Chapter 1
Jane
Come on, Jane. Just act normal. Blend in. Don’t let anyone figure out you’re a girl.
I gave myself a silent pep talk, steeling my nerves as I walked just carefully enough to keep a sliver of space between me and the rest of the group - far enough not to look obvious, close enough not to look like I was hiding. They were laughing, bumping shoulders, clinking half-empty beer cans together like they were old friends. Someone was tossing cans at a makeshift trash bag tied to a crooked pine branch, and every time one missed and hit the ground, they’d howl with laughter like it was the funniest thing in the world.
I was staying out of reach - pretending to be aloof, like I just didn’t care for their antics. Why do guys like this kind of thing? Isn’t it exhausting? I kept my face blank, jaw tight, eyes drifting like I was bored. But inside, I was on edge. Watching every move. Calculating every step. Every time someone looked like they might get too friendly, I was shifting left or right, finding some excuse to bend down, tie my shoe, or adjust my backpack strap. I couldn’t let them get too close. Couldn’t let them touch me. I was working overtime to make my distance look natural.
One of the guys, Dylan, I think, was reaching out to clap me on the back as we were moving along the trail. I was ducking under a low-hanging branch at just the right moment, already tilting my shoulders sideways, avoiding his hand like it was nothing. I kept walking like I hadn’t even noticed him trying. But I had. I noticed everything.

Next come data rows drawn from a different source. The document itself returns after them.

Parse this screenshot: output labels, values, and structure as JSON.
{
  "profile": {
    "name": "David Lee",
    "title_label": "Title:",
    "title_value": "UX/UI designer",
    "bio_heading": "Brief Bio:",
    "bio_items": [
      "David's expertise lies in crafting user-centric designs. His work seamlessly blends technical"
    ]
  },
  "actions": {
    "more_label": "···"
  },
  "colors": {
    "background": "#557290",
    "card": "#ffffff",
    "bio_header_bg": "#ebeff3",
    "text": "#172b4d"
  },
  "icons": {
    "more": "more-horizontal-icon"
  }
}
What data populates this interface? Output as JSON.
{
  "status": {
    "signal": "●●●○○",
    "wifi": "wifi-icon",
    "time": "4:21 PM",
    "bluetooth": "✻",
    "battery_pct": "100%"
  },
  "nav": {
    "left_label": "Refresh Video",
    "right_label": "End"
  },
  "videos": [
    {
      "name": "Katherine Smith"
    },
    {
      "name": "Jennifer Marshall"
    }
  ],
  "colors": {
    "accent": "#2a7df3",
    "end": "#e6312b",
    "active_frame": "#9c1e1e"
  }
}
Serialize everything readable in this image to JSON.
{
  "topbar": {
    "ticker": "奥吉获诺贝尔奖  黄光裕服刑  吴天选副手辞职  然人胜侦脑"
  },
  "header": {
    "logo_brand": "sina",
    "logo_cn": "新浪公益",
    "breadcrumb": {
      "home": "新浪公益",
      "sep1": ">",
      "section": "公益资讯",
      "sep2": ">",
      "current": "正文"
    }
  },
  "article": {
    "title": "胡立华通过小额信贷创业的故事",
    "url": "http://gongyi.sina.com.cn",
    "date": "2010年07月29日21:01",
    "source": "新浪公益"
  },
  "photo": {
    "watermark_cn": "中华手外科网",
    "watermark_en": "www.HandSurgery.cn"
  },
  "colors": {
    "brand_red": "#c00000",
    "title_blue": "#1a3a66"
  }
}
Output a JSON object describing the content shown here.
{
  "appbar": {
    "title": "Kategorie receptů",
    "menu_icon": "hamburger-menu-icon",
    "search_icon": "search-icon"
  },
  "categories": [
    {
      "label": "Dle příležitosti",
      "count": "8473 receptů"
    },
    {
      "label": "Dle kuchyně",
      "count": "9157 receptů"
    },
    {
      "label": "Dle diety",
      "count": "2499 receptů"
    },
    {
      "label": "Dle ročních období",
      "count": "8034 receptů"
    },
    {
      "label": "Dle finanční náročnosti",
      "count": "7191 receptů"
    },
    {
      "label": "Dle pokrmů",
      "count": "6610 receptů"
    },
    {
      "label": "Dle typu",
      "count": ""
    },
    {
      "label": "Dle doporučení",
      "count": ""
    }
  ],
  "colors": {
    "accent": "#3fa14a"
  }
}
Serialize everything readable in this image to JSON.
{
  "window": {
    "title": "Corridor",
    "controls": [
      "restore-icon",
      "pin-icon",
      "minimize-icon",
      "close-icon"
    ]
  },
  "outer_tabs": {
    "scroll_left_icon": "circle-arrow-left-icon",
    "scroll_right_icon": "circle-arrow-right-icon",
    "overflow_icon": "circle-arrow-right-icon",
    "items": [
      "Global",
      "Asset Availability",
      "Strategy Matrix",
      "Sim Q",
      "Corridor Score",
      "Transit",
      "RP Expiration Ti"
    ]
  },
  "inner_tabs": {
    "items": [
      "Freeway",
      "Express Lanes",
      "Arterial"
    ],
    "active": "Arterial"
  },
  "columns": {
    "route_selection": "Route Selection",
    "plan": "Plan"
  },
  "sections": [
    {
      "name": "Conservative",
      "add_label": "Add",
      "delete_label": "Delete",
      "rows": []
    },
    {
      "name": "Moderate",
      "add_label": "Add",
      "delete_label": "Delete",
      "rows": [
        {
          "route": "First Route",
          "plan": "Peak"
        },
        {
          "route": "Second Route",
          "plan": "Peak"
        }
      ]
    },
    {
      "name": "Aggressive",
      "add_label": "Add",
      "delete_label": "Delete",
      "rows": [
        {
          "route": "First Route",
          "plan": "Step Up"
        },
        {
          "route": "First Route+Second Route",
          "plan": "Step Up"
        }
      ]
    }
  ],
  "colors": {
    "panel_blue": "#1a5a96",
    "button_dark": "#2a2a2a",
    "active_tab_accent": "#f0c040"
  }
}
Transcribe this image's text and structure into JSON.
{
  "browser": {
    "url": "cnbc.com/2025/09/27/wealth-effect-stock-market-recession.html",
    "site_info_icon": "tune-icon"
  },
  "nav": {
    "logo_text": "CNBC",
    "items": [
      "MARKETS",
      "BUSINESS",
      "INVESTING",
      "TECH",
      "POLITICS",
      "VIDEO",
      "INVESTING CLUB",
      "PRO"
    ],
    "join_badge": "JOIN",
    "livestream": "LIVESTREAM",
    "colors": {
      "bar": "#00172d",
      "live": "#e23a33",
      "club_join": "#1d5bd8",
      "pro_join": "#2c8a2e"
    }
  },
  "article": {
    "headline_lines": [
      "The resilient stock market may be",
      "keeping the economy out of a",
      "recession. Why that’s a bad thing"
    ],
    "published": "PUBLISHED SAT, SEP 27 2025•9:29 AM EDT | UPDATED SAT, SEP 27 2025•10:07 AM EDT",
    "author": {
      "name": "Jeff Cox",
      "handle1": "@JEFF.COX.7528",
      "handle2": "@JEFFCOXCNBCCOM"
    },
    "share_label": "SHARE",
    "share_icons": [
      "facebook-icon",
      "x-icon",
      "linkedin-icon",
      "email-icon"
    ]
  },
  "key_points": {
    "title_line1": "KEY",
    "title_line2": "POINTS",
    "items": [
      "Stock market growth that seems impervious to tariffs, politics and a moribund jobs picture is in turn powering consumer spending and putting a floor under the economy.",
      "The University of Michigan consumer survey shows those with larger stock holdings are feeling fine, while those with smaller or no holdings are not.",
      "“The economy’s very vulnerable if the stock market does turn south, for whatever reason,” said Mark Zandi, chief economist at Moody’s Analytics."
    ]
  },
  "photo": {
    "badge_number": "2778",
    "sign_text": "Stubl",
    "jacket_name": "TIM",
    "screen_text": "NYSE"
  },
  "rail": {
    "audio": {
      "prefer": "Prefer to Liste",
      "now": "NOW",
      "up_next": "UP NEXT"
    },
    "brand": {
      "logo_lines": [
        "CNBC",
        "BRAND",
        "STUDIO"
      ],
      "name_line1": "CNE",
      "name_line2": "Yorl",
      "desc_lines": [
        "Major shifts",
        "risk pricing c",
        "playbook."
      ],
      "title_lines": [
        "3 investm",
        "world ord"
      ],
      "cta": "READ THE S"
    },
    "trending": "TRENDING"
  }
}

I had been doing that all afternoon - dodging, slipping, weaving through interactions like I was skating through a minefield. Whenever someone leaned too close, I found a way to lean out. When they walked in pairs, I kept to myself, kicking at twigs or pretending to check the camp map they had handed out earlier. I thought I just needed to train like a man - not camp, bond, and dodge hugs in the woods. It was exhausting.
Then someone teased about all the guys heading down to the stream later to wash off the day’s sweat - I was laughing like the rest of them, even as my stomach turned.
“Not a fan of fish water,” I had said with a snort, tugging my cap lower over my eyes like the sun was in them. I didn’t let my voice shake. I didn’t let my eyes dart.
That had earned a laugh. One of the guys elbowed another and made a comment about city boys being soft. I let them run with that.
Good. Let them believe whatever they wanted. Better to be weird than suspicious.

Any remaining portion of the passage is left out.